Una volta inteso l’ordine di reintegrazione quale comando di procedere
all'ulteriore svolgimento del rapporto di lavoro non può negarsi
che, anche sotto il regime del nuovo testo dell'art. 18, le retribuzioni
corrisposte dalla data della sentenza (dichiarativa dell'illegittimità
del recesso) a quella della reintegrazione effettiva, continuano a mantenere
natura retributiva. Di conseguenza tali somme non solo sono irripetibili,
ma stante la loro natura retributiva, ma sono anche insuscettibili di
riduzione per effetto dell’aliunde perceptum.
In conclusione, per rispondere al quesito posto, il datore di lavoro,
nel caso di riforma della sentenza di primo grado, potrà pretendere
dal lavoratore la restituzione delle sole somme percepite per il periodo
che va dalla data di licenziamento sino alla data della sentenza di primo
grado e non anche la restituzione delle somme percepite dal lavoratore
nel periodo successivo, ovvero per quello intercorrente tra le due sentenze.
SUL GIUSTIFICATO MOTIVO DI
ASSENZA
IN CASO DI VISITA DI CONTROLLO
DI MALATTIA
CASSAZIONE, SEZIONE LAVORO 2 MARZO 2004,
N. 4247.
L’assenza alla visita di controllo può essere giustificata
oltre che dal caso di forza maggiore, da ogni situazione, la quale, ancorché
non insuperabile e nemmeno tale da determinare, ove non osservata, la
lesione di beni primari, abbia reso indifferibile altrove la presenza
personale del dipendente, come la concomitanza di visite mediche, prestazioni
sanitarie o accertamenti specialistici, purché il lavoratore dimostri
l’impossibilità di effettuare tali visite in orario diverso
da quello corrispondente alle fasce orarie di reperibilità (Nella
specie i giudici hanno escluso la sussistenza del «giustificato
motivo» di assenza del lavoratore che si era recato dal proprio
medico per il controllo della pressione in orario ricompreso nelle fasce
di reperibilità).
Con
la decisione di cui alla massima in epigrafe, la Suprema Corte torna ad
occuparsi dell’aspetto del «giustificato motivo» di
assenza del lavoratore dal domicilio nelle fasce orarie di reperibilità
(10,00 -12,00; 17,00-19,00) in caso di visita fiscale per il controllo
dello stato di malattia.
Tale questione è di particolare interesse in quanto, in mancanza
di un valido motivo di assenza, il lavoratore decade dal diritto a qualsiasi
trattamento economico – sia previdenziale che retributivo –
per i primi giorni di malattia fino al decimo, mentre per l’eventuale
ulteriore periodo perde la metà del trattamento; oltre a ciò,
il lavoratore può essere oggetto di contestazione disciplinare
da parte del datore di lavoro per l’ingiustificata irreperibilità.
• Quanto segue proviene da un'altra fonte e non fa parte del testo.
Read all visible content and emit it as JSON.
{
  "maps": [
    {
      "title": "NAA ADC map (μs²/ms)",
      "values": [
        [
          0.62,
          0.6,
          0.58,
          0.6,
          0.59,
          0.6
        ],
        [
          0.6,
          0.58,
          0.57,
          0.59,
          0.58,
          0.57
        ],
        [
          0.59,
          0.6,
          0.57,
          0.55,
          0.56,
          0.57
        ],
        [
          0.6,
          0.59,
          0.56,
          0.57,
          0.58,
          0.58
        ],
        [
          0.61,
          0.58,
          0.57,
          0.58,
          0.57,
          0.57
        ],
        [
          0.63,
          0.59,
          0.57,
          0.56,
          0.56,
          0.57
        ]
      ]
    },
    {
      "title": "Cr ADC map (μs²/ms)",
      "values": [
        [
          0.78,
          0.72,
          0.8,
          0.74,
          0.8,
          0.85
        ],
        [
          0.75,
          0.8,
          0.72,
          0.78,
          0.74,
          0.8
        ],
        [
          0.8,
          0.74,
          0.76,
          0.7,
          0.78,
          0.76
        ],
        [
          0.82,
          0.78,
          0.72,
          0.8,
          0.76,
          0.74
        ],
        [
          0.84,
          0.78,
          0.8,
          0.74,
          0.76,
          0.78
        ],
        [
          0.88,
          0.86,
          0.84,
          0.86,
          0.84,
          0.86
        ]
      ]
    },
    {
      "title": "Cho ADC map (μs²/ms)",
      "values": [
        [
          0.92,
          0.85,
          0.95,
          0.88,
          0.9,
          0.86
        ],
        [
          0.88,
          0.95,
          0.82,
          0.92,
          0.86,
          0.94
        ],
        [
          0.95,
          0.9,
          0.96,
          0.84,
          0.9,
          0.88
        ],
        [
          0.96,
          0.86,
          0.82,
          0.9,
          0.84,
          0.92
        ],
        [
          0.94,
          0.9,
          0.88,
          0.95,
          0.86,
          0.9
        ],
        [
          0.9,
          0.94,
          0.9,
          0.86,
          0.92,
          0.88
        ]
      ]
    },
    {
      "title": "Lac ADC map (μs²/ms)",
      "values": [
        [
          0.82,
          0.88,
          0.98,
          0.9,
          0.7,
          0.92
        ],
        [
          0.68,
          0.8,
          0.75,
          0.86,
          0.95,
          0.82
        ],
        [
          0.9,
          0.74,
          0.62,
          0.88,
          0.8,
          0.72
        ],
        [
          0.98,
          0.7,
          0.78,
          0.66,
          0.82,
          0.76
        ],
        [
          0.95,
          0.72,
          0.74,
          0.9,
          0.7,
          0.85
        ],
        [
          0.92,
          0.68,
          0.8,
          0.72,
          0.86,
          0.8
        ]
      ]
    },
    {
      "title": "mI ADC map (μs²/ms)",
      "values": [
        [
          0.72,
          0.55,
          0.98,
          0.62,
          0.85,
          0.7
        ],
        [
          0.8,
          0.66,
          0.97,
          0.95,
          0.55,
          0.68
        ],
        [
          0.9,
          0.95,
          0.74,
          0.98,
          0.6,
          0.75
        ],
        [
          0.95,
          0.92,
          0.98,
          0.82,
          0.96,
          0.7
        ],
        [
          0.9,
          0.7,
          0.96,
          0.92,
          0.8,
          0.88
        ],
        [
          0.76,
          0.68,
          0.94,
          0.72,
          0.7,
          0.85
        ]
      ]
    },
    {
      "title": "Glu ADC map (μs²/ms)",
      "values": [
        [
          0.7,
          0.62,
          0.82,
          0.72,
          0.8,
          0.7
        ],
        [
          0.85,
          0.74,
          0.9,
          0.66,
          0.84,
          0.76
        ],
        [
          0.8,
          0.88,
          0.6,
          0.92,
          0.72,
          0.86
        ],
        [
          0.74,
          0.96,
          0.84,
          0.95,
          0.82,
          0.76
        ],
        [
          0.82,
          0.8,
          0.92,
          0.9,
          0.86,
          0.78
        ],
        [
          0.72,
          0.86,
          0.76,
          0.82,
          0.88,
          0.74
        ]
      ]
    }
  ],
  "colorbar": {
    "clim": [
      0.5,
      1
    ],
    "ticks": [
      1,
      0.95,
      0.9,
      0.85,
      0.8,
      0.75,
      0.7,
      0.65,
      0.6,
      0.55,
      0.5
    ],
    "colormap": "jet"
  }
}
Nel caso di specie, il lavoratore si era recato dal proprio medico per
il controllo della pressione, controllo dovuto ad una sua particolare
patologia (c.d. “epitassi posteriore da ipertensione arteriosa”).
Ciononostante, secondo quanto rilevato in giudizio, il lavoratore non
era riuscito a dimostrare la necessità e, soprattutto, l’indifferibilità
dell’intervento, requisiti questi indispensabili per poterlo effettuare
anche durante l’orario di reperibilità.
In altri termini, secondo l’impostazione giurisprudenziale in commento,
il lavoratore può giustificare l’assenza alla visita fiscale
di controllo solo ed esclusivamente dimostrando la necessità, e
l’indifferibilità di recarsi presso un centro medico (ambulatorio,
pronto soccorso ed altro) al di fuori di periodi legalmente indicati per
la reperibilità.
Pertanto, alla luce di tale restrittiva impostazione giurisprudenziale,
è opportuno che il lavoratore malato, nel caso in cui debba assentarsi
dal proprio domicilio durante le fasce di reperibilità, chieda
al medico di “certificare” l’indifferibilità
dell’intervento, così da poter eventualmente giustificare
l’assenza in caso di visita fiscale di controllo.